Camden pense n'avoir jamais connu que deux choses dans sa vie : la musique, et Aster Cove.
Il n'est pourtant pas né dans cette dernière : c'est à Portland qu'il a passé les premières années de sa vie. Il ne garde de cette grande ville que peu de choses, quelques images de grisaille, une grande sensation de froid une année plus féroce que les autres : c'est Aster Cove qui fait office de décor à l'ensemble de ses souvenirs d'enfant, d'adolescent, et peuple désormais son quotidien de jeune adulte, avec une force que Camden n'a pas encore réussi à comprendre pleinement.
C'est autre chose avec la musique. Il sent plus qu'il ne sait, comme doté d'un instinct affûté à ce sujet, d'où elle tire sa puissance, et comment elle imprègne jusqu'à la dernière pore de sa peau avec une impériosité naturelle. Il est né avec la musique, même s'il lui semble qu'elle était en lui déjà avant son premier souffle. Son père, avant sa mort, se plaisait à narrer à qui voulait l'entendre comment son fils avant de savoir marcher ondulait comme une vague aux premières notes de Debussy, comment avant de savoir parler il chantait déjà (
chantait, pas gazouiller, avec un rythme, une continuité, une mélodie) -c'était d'autant plus unique que ni lui ni sa femme n'était musicien. On soupçonne les gênes de sa grand-mère maternelle, violoniste de concert, d'avoir frappé à la conception de Camden. C'est d'ailleurs elle qui lui mit son premier violon entre les mains -ou plutôt elle qu'il força à lui offrir un vieux violon, après avoir dérobé et martyrisé le sien à plusieurs reprises.
Il ne se souvient plus des notes qu'il a tirées de l'instrument, lorsqu'il s'est produit pour la première fois ; il se rappelle uniquement des airs soufflés des adultes, et des yeux brillants de ses grands-parents.
Ce petit ira loin, avait confié son grand-père, sans se douter que sa prédiction se réaliserait, mais pas dans la direction qu'il avait espéré en cet instant.
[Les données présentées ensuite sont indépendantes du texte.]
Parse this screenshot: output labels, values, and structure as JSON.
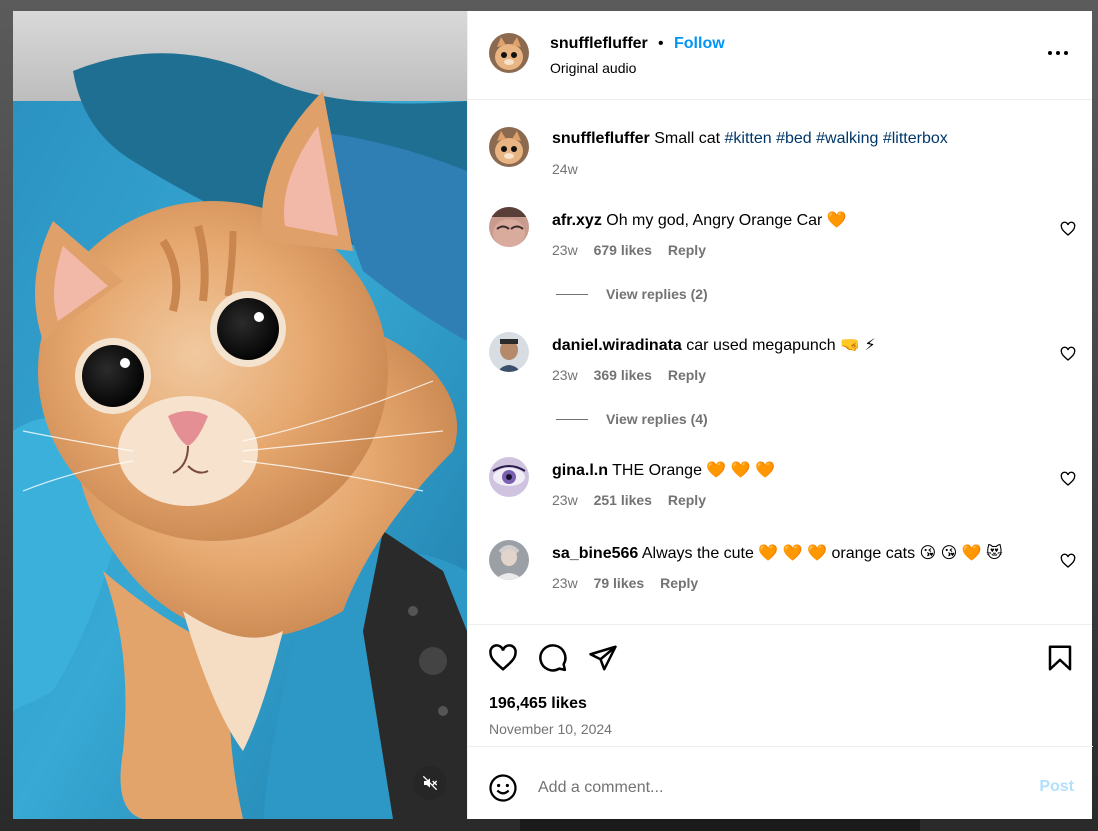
{
  "colors": {
    "accent": "#0095f6",
    "hashtag": "#00376b",
    "secondary_text": "#737373",
    "post_disabled": "#b2dffc",
    "orange_heart": "#f2501f"
  },
  "media": {
    "mute_icon": "speaker-muted-icon"
  },
  "header": {
    "username": "snufflefluffer",
    "separator": "•",
    "follow_label": "Follow",
    "audio_label": "Original audio",
    "more_icon": "more-horizontal-icon"
  },
  "caption": {
    "username": "snufflefluffer",
    "text": "Small cat",
    "hashtags": [
      "#kitten",
      "#bed",
      "#walking",
      "#litterbox"
    ],
    "time": "24w"
  },
  "comments": [
    {
      "username": "afr.xyz",
      "text": "Oh my god, Angry Orange Car",
      "emoji": "🧡",
      "time": "23w",
      "likes": "679 likes",
      "reply": "Reply",
      "view_replies": "View replies (2)"
    },
    {
      "username": "daniel.wiradinata",
      "text": "car used megapunch",
      "emoji": "🤜 ⚡",
      "time": "23w",
      "likes": "369 likes",
      "reply": "Reply",
      "view_replies": "View replies (4)"
    },
    {
      "username": "gina.l.n",
      "text": "THE Orange",
      "emoji": "🧡 🧡 🧡",
      "time": "23w",
      "likes": "251 likes",
      "reply": "Reply",
      "view_replies": ""
    },
    {
      "username": "sa_bine566",
      "text": "Always the cute",
      "emoji_mid": "🧡 🧡 🧡",
      "text_after": "orange cats",
      "emoji_end": "😘 😘 🧡 😻",
      "time": "23w",
      "likes": "79 likes",
      "reply": "Reply",
      "view_replies": ""
    }
  ],
  "actions": {
    "like_icon": "heart-icon",
    "comment_icon": "comment-icon",
    "share_icon": "share-icon",
    "save_icon": "bookmark-icon",
    "likes_count": "196,465 likes",
    "date": "November 10, 2024"
  },
  "comment_box": {
    "emoji_icon": "emoji-icon",
    "placeholder": "Add a comment...",
    "post_label": "Post"
  }
}
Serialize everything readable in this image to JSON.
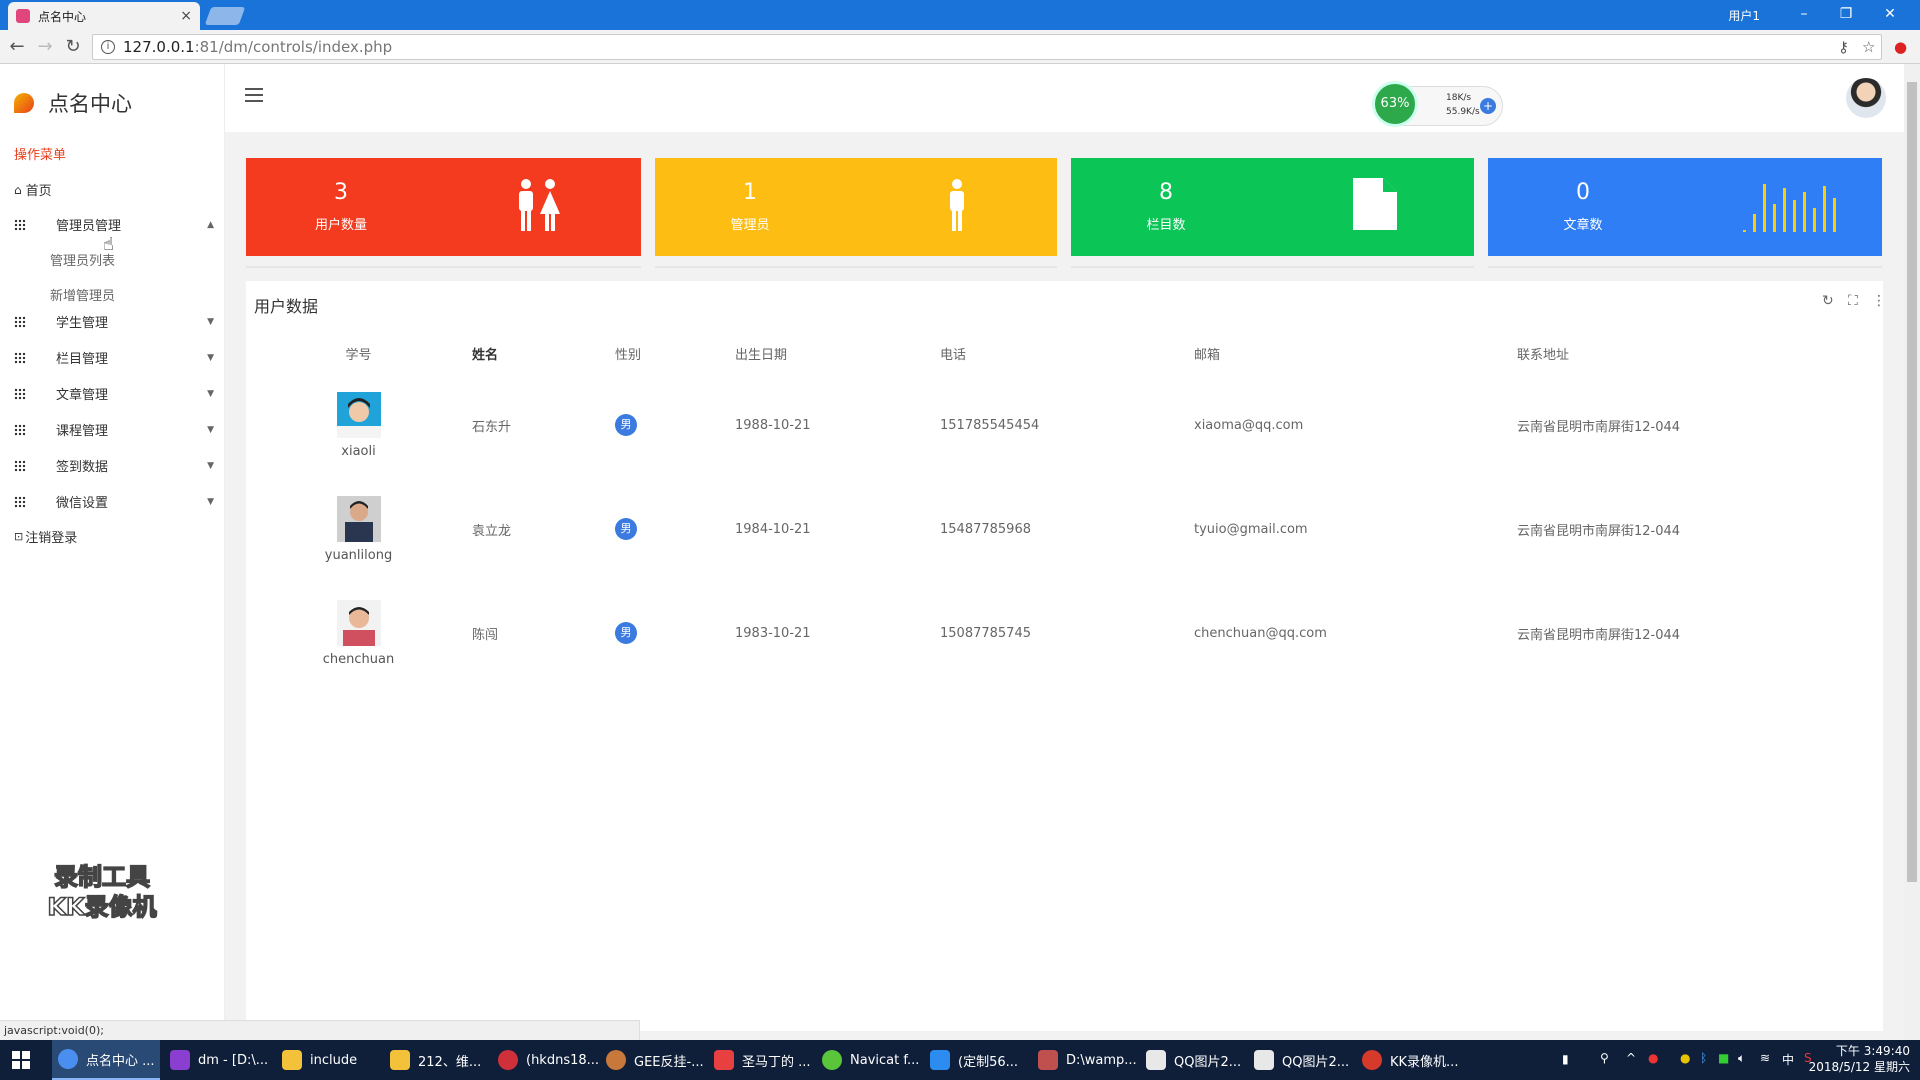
{
  "browser": {
    "tab_title": "点名中心",
    "tab_close": "×",
    "window_user": "用户1",
    "url_host": "127.0.0.1",
    "url_rest": ":81/dm/controls/index.php",
    "status_url": "javascript:void(0);"
  },
  "app": {
    "logo_text": "点名中心",
    "menu_title": "操作菜单",
    "home": "首页",
    "menu": [
      {
        "label": "管理员管理",
        "caret": "▲"
      },
      {
        "label": "学生管理",
        "caret": "▼"
      },
      {
        "label": "栏目管理",
        "caret": "▼"
      },
      {
        "label": "文章管理",
        "caret": "▼"
      },
      {
        "label": "课程管理",
        "caret": "▼"
      },
      {
        "label": "签到数据",
        "caret": "▼"
      },
      {
        "label": "微信设置",
        "caret": "▼"
      }
    ],
    "submenu": [
      "管理员列表",
      "新增管理员"
    ],
    "logout": "注销登录",
    "watermark_line1": "录制工具",
    "watermark_line2": "KK录像机"
  },
  "netmon": {
    "percent": "63%",
    "up": "18K/s",
    "down": "55.9K/s"
  },
  "stats": [
    {
      "value": "3",
      "label": "用户数量",
      "color": "#f43b1f"
    },
    {
      "value": "1",
      "label": "管理员",
      "color": "#fdbd12"
    },
    {
      "value": "8",
      "label": "栏目数",
      "color": "#0cc557"
    },
    {
      "value": "0",
      "label": "文章数",
      "color": "#2f7ef6"
    }
  ],
  "panel": {
    "title": "用户数据",
    "columns": [
      "学号",
      "姓名",
      "性别",
      "出生日期",
      "电话",
      "邮箱",
      "联系地址"
    ],
    "rows": [
      {
        "user": "xiaoli",
        "name": "石东升",
        "sex": "男",
        "birth": "1988-10-21",
        "phone": "151785545454",
        "email": "xiaoma@qq.com",
        "address": "云南省昆明市南屏街12-044"
      },
      {
        "user": "yuanlilong",
        "name": "袁立龙",
        "sex": "男",
        "birth": "1984-10-21",
        "phone": "15487785968",
        "email": "tyuio@gmail.com",
        "address": "云南省昆明市南屏街12-044"
      },
      {
        "user": "chenchuan",
        "name": "陈闯",
        "sex": "男",
        "birth": "1983-10-21",
        "phone": "15087785745",
        "email": "chenchuan@qq.com",
        "address": "云南省昆明市南屏街12-044"
      }
    ]
  },
  "taskbar": {
    "items": [
      "点名中心 ...",
      "dm - [D:\\...",
      "include",
      "212、维...",
      "(hkdns18...",
      "GEE反挂-...",
      "圣马丁的 ...",
      "Navicat f...",
      "(定制56...",
      "D:\\wamp...",
      "QQ图片2...",
      "QQ图片2...",
      "KK录像机..."
    ],
    "ime": "中",
    "time": "下午 3:49:40",
    "date": "2018/5/12 星期六"
  }
}
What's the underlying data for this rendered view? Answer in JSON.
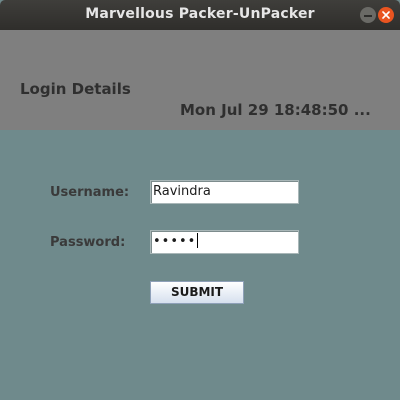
{
  "window": {
    "title": "Marvellous Packer-UnPacker"
  },
  "header": {
    "heading": "Login Details",
    "datetime": "Mon Jul 29 18:48:50 ..."
  },
  "form": {
    "username_label": "Username:",
    "username_value": "Ravindra",
    "password_label": "Password:",
    "password_masked": "•••••",
    "submit_label": "SUBMIT"
  },
  "icons": {
    "minimize": "minimize-icon",
    "close": "close-icon"
  },
  "colors": {
    "title_bar": "#2f2e2b",
    "close_button": "#e95420",
    "header_panel": "#7f7f7f",
    "body_panel": "#6f8a8c"
  }
}
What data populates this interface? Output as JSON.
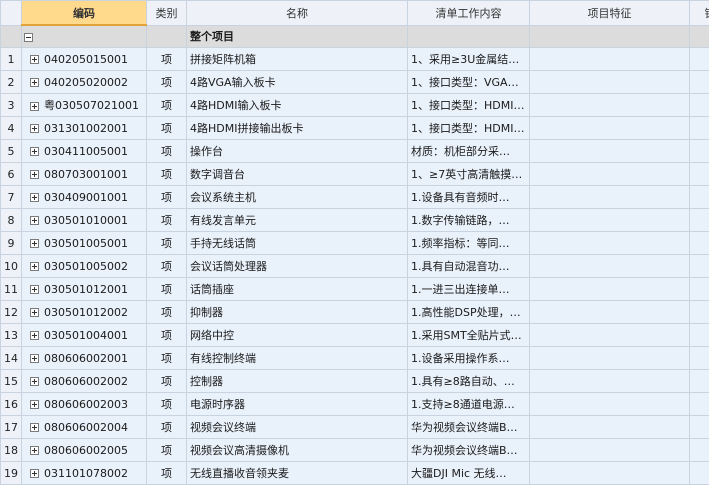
{
  "columns": [
    "",
    "编码",
    "类别",
    "名称",
    "清单工作内容",
    "项目特征",
    "锁"
  ],
  "group": {
    "title": "整个项目"
  },
  "rows": [
    {
      "num": "1",
      "code": "040205015001",
      "unit": "项",
      "name": "拼接矩阵机箱",
      "content": "1、采用≥3U金属结…"
    },
    {
      "num": "2",
      "code": "040205020002",
      "unit": "项",
      "name": "4路VGA输入板卡",
      "content": "1、接口类型：VGA…"
    },
    {
      "num": "3",
      "code": "粤030507021001",
      "unit": "项",
      "name": "4路HDMI输入板卡",
      "content": "1、接口类型：HDMI…"
    },
    {
      "num": "4",
      "code": "031301002001",
      "unit": "项",
      "name": "4路HDMI拼接输出板卡",
      "content": "1、接口类型：HDMI…"
    },
    {
      "num": "5",
      "code": "030411005001",
      "unit": "项",
      "name": "操作台",
      "content": "材质：机柜部分采…"
    },
    {
      "num": "6",
      "code": "080703001001",
      "unit": "项",
      "name": "数字调音台",
      "content": "1、≥7英寸高清触摸…"
    },
    {
      "num": "7",
      "code": "030409001001",
      "unit": "项",
      "name": "会议系统主机",
      "content": "1.设备具有音频时…"
    },
    {
      "num": "8",
      "code": "030501010001",
      "unit": "项",
      "name": "有线发言单元",
      "content": "1.数字传输链路，…"
    },
    {
      "num": "9",
      "code": "030501005001",
      "unit": "项",
      "name": "手持无线话筒",
      "content": "1.频率指标：等同…"
    },
    {
      "num": "10",
      "code": "030501005002",
      "unit": "项",
      "name": "会议话筒处理器",
      "content": "1.具有自动混音功…"
    },
    {
      "num": "11",
      "code": "030501012001",
      "unit": "项",
      "name": "话筒插座",
      "content": "1.一进三出连接单…"
    },
    {
      "num": "12",
      "code": "030501012002",
      "unit": "项",
      "name": "抑制器",
      "content": "1.高性能DSP处理，…"
    },
    {
      "num": "13",
      "code": "030501004001",
      "unit": "项",
      "name": "网络中控",
      "content": "1.采用SMT全贴片式…"
    },
    {
      "num": "14",
      "code": "080606002001",
      "unit": "项",
      "name": "有线控制终端",
      "content": "1.设备采用操作系…"
    },
    {
      "num": "15",
      "code": "080606002002",
      "unit": "项",
      "name": "控制器",
      "content": "1.具有≥8路自动、…"
    },
    {
      "num": "16",
      "code": "080606002003",
      "unit": "项",
      "name": "电源时序器",
      "content": "1.支持≥8通道电源…"
    },
    {
      "num": "17",
      "code": "080606002004",
      "unit": "项",
      "name": "视频会议终端",
      "content": "华为视频会议终端B…"
    },
    {
      "num": "18",
      "code": "080606002005",
      "unit": "项",
      "name": "视频会议高清摄像机",
      "content": "华为视频会议终端B…"
    },
    {
      "num": "19",
      "code": "031101078002",
      "unit": "项",
      "name": "无线直播收音领夹麦",
      "content": "大疆DJI Mic 无线…"
    }
  ]
}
Ils ont déménagé à Aster Cove, ville d'origine de sa mère, lors de ses huit ans. Son père est mort quelques semaines avant leur arrivée, de manière aussi brutale qu'anodine, emportant avec lui ses rêves de nouveau départ, de petite entreprise familiale et son amour pour la maison Foster, avec son immense tilleul et son premier étage rien qu'à eux. Camden se rappelle des larmes au milieu des cartons (vite séchées, avant qu'il n'entre vraiment dans la pièce), des silences lors du long trajet en voiture, de la formidable énergie de sa mère à se remettre à vivre, se forçant à déballer leurs affaires, à inscrire ses enfants à tous les clubs et les activités possibles, à affronter les paperasses avec une force incroyable. Camden a suivi ce mouvement vers l'avant à sa façon : il a fait pour sa mère du badminton, de la poterie, et surtout passé chaque fin d'après-midi chez sa grand-mère, à adoucir ce violon alourdi par la peine. Il a retrouvé dans la musique les sourires de son père.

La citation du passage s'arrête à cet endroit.